A string of length \( L \) is stretched by \( \frac{L}{20} \) and the speed of transverse waves along it is \( v \). The speed of the wave when it is stretched by \( \frac{L}{10} \) will be:

• A. \( 2v \)
• B. \( \frac{v}{\sqrt{2}} \)
• C. \( v\sqrt{2} \)
• D. \( 4v \)

Hint:

For waves in a string, remember that the speed is proportional to the square root of the tension, which itself is proportional to the elongation (according to Hooke's law).

Answer 1

The Correct Option is C

The speed of the wave in a string is given by: \[ v = \sqrt{\frac{T}{\mu}} \] where \( T \) is the tension in the string and \( \mu \) is the mass per unit length. According to Hooke's law, the tension \( T \) is directly proportional to the elongation of the string. So, if the length of the string increases, the tension increases in proportion to the elongation. Given that the elongation is increased from \( \frac{L}{20} \) to \( \frac{L}{10} \), the tension increases by a factor of \( \frac{L}{10} \div \frac{L}{20} = 2 \). Since the speed of the wave is proportional to the square root of the tension, the speed of the wave increases by a factor of \( \sqrt{2} \). Thus, the speed of the wave when the string is stretched by \( \frac{L}{10} \) will be \( v\sqrt{2} \). Therefore, the correct answer is option (3), \( v\sqrt{2} \).

Answer 2

Step 1: Understanding the relationship
The speed of transverse waves on a stretched string is given by:
\[ v = \sqrt{\frac{T}{\mu}} \]
where \( T \) is the tension in the string and \( \mu \) is the mass per unit length.

Step 2: Relation between tension and extension
Tension \( T \) in the string is proportional to the extension if the string follows Hooke's law:
\[ T \propto \text{extension} \]

Step 3: Given data
- Initial extension = \( \frac{L}{20} \), corresponding wave speed = \( v \)
- New extension = \( \frac{L}{10} \) (which is twice the initial extension)

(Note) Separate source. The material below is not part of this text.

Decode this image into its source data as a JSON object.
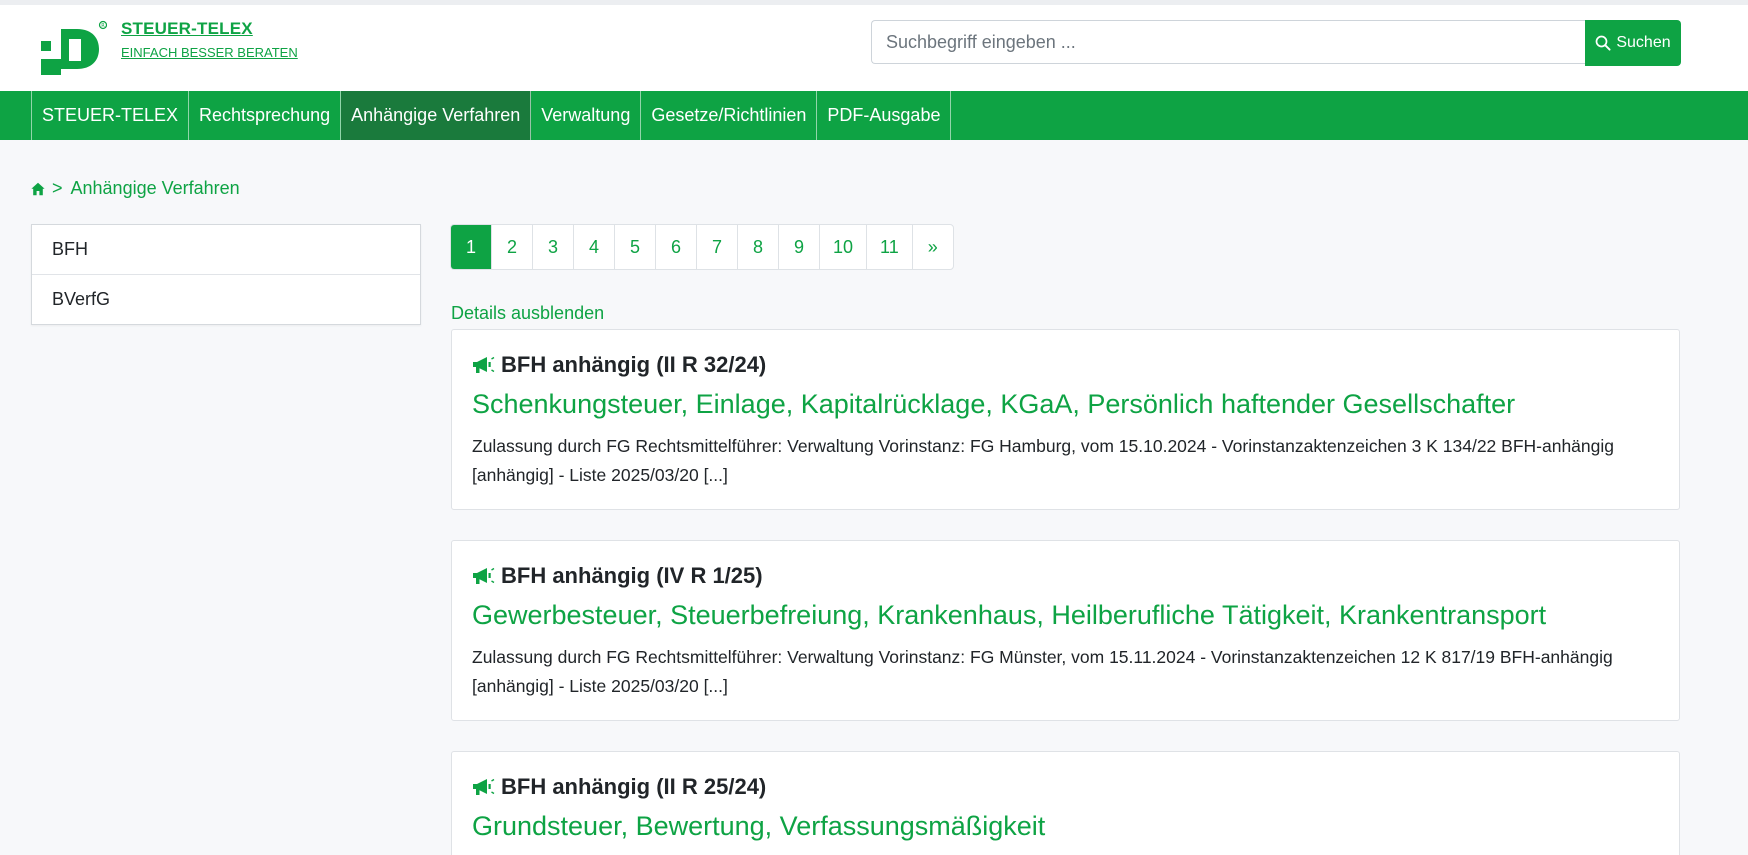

Step 4: Calculate the new speed
Since tension \( T \) doubles (because extension doubles), new tension \( T' = 2T \).
Then the new speed \( v' \) is:
\[ v' = \sqrt{\frac{T'}{\mu}} = \sqrt{\frac{2T}{\mu}} = \sqrt{2} \times \sqrt{\frac{T}{\mu}} = v \sqrt{2} \]

Step 5: Conclusion
Therefore, when the string is stretched by \( \frac{L}{10} \), the speed of the transverse wave becomes \( v \sqrt{2} \).